# [database] How do I get the total number of unique pairs of a set in the database?

4 items:

``````A
B
C
D
``````

6 unique pairs possible:

``````AB
AC
BC
BD
CD
``````

What if I have 100 starting items? How many unique pairs are there? Is there a formula I can throw this into?

This question is related to `database` `math`

This is how you can approach these problems in general on your own:

The first of the pair can be picked in N (=100) ways. You don't want to pick this item again, so the second of the pair can be picked in N-1 (=99) ways. In total you can pick 2 items out of N in N(N-1) (= 100*99=9900) different ways.

But hold on, this way you count also different orderings: AB and BA are both counted. Since every pair is counted twice you have to divide N(N-1) by two (the number of ways that you can order a list of two items). The number of subsets of two that you can make with a set of N is then N(N-1)/2 (= 9900/2 = 4950).

TLDR; The formula is `n(n-1)/2` where `n` is the number of items in the set.

#### Explanation:

To find the number of unique pairs in a set, where the pairs are subject to the commutative property `(AB = BA)`, you can calculate the summation of `1 + 2 + ... + (n-1)` where `n` is the number of items in the set.

The reasoning is as follows, say you have 4 items:

``````A
B
C
D
``````

The number of items that can be paired with `A` is 3, or `n-1`:

``````AB
AC
``````

It follows that the number of items that can be paired with `B` is `n-2` (because `B` has already been paired with `A`):

``````BC
BD
``````

and so on...

``````(n-1) + (n-2) + ... + (n-(n-1))
``````

which is the same as

``````1 + 2 + ... + (n-1)
``````

or

``````n(n-1)/2
``````

I was solving this algorithm and get stuck with the pairs part.

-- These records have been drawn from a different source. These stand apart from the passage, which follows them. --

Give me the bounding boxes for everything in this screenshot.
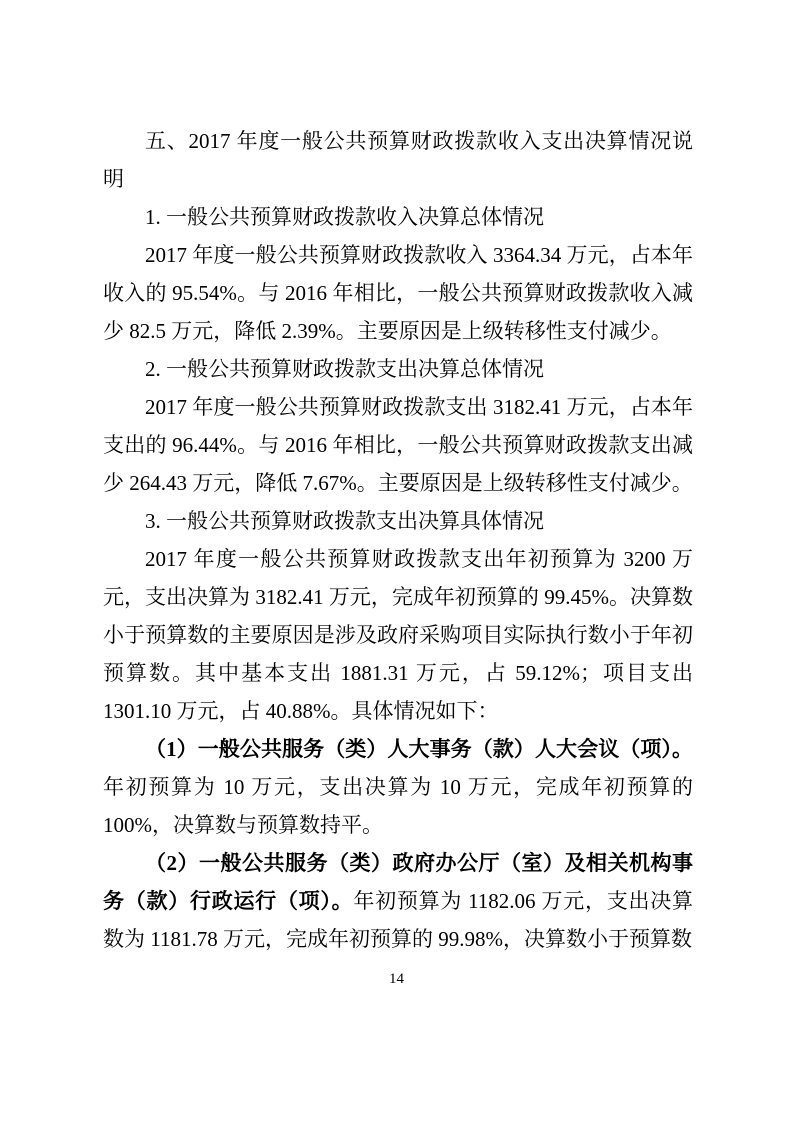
document-content: 五、2017 年度一般公共预算财政拨款收入支出决算情况说明 1. 一般公共预算财… [103,122,693,958]
budget-item-1-lead: （1）一般公共服务（类）人大事务（款）人大会议（项）。 [145,737,693,761]
section-3-title: 3. 一般公共预算财政拨款支出决算具体情况 [103,502,693,540]
section-3-paragraph: 2017 年度一般公共预算财政拨款支出年初预算为 3200 万元，支出决算为 3… [103,540,693,730]
section-2-title: 2. 一般公共预算财政拨款支出决算总体情况 [103,350,693,388]
section-2-paragraph: 2017 年度一般公共预算财政拨款支出 3182.41 万元，占本年支出的 96… [103,388,693,502]
page-number: 14 [0,971,793,988]
main-heading: 五、2017 年度一般公共预算财政拨款收入支出决算情况说明 [103,122,693,198]
section-1-paragraph: 2017 年度一般公共预算财政拨款收入 3364.34 万元，占本年收入的 95… [103,236,693,350]
document-page: 五、2017 年度一般公共预算财政拨款收入支出决算情况说明 1. 一般公共预算财… [0,0,793,1122]
budget-item-1-body: 年初预算为 10 万元，支出决算为 10 万元，完成年初预算的 100%，决算数… [103,775,693,837]
budget-item-1: （1）一般公共服务（类）人大事务（款）人大会议（项）。年初预算为 10 万元，支… [103,730,693,844]
section-1-title: 1. 一般公共预算财政拨款收入决算总体情况 [103,198,693,236]
budget-item-2: （2）一般公共服务（类）政府办公厅（室）及相关机构事务（款）行政运行（项）。年初… [103,844,693,958]
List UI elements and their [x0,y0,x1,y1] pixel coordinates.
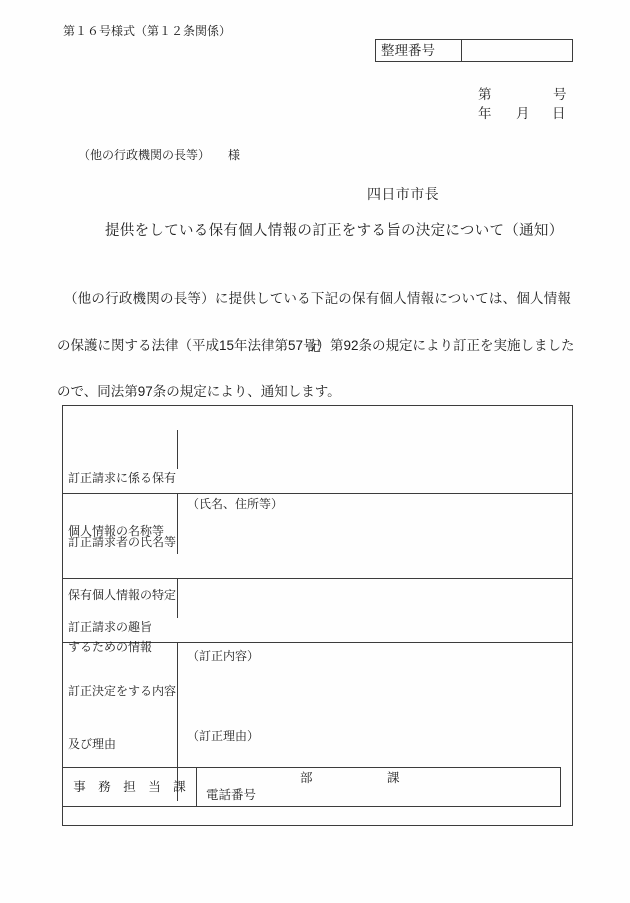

This explanation help me a lot https://betterexplained.com/articles/techniques-for-adding-the-numbers-1-to-100/

So to calculate the sum of series of numbers:

``````n(n+1)/2
``````

But you need to calculate this

``````1 + 2 + ... + (n-1)
``````

So in order to get this you can use

``````n(n+1)/2 - n
``````

that is equal to

``````n(n-1)/2
``````

What you're looking for is n choose k. Basically: For every pair of 100 items, you'd have 4,950 combinations - provided order doesn't matter (AB and BA are considered a single combination) and you don't want to repeat (AA is not a valid pair).